Development and characterisation of myristic acid-paraffin wax, silica fume and zinc oxide cementitious composites for thermal control in buildings

This study focuses on the development of a cement-based phase change material (CBPCM) to improve thermal performance in construction applications. The CBPCM was synthesised by blending 90 wt% of myristic acid with 10 wt% of paraffin wax, absorbed into 10 wt% of silica fume to prevent leakage. Additionally, 5 wt% of zinc oxide was added to improve thermal conductivity. A leakage test conducted with 10 wt% of SF exhibited no signs of leakage during thermal cycling. Scanning electron microscopy (SEM) established the uniform dispersion of the nano-enhanced phase change material (NEPCM) within the cement. Fourier transform infrared spectroscopy (FTIR) analysis revealed no chemical structure changes after 100 thermal cycles.
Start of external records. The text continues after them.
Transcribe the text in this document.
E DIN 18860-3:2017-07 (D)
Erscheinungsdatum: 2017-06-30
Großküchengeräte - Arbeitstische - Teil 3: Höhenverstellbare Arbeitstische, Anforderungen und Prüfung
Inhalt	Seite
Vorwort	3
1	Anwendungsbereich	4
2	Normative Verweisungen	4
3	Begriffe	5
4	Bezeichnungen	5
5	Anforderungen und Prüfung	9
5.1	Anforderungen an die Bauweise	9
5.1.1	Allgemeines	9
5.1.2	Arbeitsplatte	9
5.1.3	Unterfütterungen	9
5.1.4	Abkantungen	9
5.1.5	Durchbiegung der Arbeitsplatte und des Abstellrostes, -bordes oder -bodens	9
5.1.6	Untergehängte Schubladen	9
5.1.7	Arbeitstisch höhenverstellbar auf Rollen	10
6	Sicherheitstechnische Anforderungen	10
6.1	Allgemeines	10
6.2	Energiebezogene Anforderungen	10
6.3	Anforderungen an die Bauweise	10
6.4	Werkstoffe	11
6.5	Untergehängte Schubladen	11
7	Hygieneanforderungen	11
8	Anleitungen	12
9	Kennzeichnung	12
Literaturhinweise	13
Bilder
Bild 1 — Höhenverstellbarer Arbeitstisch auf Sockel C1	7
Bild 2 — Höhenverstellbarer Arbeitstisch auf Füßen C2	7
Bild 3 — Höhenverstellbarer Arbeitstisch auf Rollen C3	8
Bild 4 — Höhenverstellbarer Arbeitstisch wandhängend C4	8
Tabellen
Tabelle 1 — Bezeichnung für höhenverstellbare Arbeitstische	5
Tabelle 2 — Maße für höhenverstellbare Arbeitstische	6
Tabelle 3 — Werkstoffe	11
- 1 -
Thermogravimetric analysis (TGA) confirmed thermal stability in the temperature range of 74.8–236.64 °C with a mass loss of 6.3 wt%. The material demonstrated minimal variation in phase change temperatures and latent heats after 100 cycles. The latent heat of the CBPCM was 1.09 J/g during melting and 1.887 J/g during solidification. Incorporating NEPCM into the cement increased the thermal conductivity of the cement matrix to 0.559 W/m K. These findings underline the potential of the CBPCM for energy-efficient construction, offering enhanced thermal storage, stability, and conductivity.